I never watch movies with the assumption that they are historically accurate, even if they claim to be based on true stories. You clearly know a lot more about the history of the Nazi party than I do, so I'm not going to disagree with you.
I thought Valkyrie was a good movie about what it would have been like for Germans who opposed Hitler and risked their lives to try to bring him down. It made you think about the choices that Germans had to make and why so many, who may not have believed in the cause, still did nothing to oppose it.
Enemy at the Gates was a fantastic book. The most well-researched book I've ever read.
Das Boot was pretty cool because the english dub was actually done by the actors themselves, so it's not shit like most other dubs.
Triumph Of The Will
Leni Riefenstahl's infamous propaganda film documenting the Third Reich's 1934 Nuremberg Party Rally features a cast of thousands -- including Adolf Hitler, Heinrich Himmler, Joseph Goebbels, Rudolf Hess, Hermann Goering and other top officials. Images of cheering crowds, precision marching, military bands, banners lining Nuremberg's streets and Hitler's climactic speech illustrate with chilling clarity how Germany fell under his spell.

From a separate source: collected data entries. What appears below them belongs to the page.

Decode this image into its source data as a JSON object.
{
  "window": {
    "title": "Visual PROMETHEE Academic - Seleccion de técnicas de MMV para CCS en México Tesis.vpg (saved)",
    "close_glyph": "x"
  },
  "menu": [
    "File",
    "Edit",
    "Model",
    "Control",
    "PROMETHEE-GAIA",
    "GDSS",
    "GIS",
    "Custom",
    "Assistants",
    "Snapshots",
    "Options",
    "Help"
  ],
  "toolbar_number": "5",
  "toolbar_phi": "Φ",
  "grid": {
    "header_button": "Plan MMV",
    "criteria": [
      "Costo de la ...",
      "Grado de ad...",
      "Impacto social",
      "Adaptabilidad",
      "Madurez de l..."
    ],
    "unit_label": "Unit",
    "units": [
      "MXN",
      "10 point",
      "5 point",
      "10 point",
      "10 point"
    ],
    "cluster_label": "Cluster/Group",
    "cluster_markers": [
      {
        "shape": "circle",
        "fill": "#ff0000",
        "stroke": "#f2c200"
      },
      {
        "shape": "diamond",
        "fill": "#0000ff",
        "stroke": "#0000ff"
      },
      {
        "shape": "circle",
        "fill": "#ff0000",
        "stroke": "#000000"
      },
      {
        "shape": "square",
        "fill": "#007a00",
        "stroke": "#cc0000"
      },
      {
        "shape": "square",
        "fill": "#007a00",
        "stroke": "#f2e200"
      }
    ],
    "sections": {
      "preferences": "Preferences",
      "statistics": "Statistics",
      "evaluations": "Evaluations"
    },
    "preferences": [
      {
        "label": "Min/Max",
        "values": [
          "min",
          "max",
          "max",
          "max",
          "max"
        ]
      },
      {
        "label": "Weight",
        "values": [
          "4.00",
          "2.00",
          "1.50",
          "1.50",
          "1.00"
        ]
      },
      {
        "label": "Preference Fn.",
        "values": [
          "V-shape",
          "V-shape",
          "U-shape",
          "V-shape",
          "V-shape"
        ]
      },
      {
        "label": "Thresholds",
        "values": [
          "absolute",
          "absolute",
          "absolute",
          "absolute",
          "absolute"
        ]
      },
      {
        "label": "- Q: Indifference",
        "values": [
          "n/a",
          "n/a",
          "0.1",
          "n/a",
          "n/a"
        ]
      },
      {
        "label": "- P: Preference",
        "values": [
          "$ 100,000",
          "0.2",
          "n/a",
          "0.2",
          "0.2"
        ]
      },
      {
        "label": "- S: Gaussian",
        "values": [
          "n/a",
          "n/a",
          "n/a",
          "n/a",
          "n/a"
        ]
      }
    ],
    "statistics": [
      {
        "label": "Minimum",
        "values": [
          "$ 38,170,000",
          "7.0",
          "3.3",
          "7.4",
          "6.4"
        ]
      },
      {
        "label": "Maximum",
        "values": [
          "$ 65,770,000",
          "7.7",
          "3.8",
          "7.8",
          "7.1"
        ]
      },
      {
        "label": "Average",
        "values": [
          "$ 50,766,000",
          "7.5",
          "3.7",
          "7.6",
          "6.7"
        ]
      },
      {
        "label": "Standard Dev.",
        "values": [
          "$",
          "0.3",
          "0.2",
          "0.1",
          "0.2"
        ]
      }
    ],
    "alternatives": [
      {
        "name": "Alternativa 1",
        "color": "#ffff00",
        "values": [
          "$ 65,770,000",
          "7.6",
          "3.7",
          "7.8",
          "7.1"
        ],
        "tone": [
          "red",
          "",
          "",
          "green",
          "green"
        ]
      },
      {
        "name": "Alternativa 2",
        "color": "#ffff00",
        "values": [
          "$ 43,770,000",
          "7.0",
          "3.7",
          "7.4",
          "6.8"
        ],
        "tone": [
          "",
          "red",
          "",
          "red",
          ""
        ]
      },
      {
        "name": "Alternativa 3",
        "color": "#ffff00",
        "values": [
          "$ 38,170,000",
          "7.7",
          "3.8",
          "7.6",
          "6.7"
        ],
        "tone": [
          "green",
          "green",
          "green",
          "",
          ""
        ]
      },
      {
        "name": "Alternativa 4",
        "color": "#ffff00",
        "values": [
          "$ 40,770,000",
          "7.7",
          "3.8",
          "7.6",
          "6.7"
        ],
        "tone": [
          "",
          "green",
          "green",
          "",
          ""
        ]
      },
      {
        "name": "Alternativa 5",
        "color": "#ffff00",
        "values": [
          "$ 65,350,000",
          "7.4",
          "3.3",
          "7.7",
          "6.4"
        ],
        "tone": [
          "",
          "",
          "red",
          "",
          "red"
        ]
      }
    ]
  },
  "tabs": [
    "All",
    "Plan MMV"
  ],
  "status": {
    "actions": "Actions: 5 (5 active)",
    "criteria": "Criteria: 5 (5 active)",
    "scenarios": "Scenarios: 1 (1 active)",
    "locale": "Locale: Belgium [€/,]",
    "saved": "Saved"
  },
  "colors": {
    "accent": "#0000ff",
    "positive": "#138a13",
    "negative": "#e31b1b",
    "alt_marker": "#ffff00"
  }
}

We also have search resultsThe Boy In The Striped Pajamas
Probably a MUCH better read. That being said, I haven't seen the movie and will give it a shot, but the book is just epic.
If you enjoy near-revisionist history.
There are lots of great books on the German perspective. Though it's not about the Western Front, read Hitler's Army which takes a good stab at explaining the Nazi experience in Russia and how it helped forge the Wehrmacht as a stonghold of Nazi ideology.
Der Hauptman Von Kupernick / The Captain of Copernick was a prewar silent film. It is a comedy in which a man how has nothing is kicked about by the towns people until he buys an old uniform at a yard sale and attains instant status. Now he is invited into restaurants for free food. At one point he commandeers a group of soldiers and takes over the town.
It's a silent film, a comedy, and it enlightens you as to the German peoples respect for the uniform which Hitler exploited with his garish designs.
Strongly disagree.
Hitler was deadly afraid of the Wehrmacht during the first few years of his reign, and with good reason. The German High Command was ready to throw Hitler out if the French showed any signs of mobilizing in response to the re-militarization of the Rhineland.
By the late 1930s, though, the Wehrmacht (on all levels) was fairly radicalized and flush with Nazi ideology and Hitler's lackeys. Once Fritsch was replaced by Keitel, the Wehrmacht became a tool of the Nazi party. Of course individuals held differing beliefs, but the vast majority of the army, even among the officer corps were ready and willing servants of Hitler in the same way that nearly all the lower-level soldiers, particularly those on the front lines, were as well.
The new film North Face is currently scoring 100% on RT. I will be seeing it tomorrow.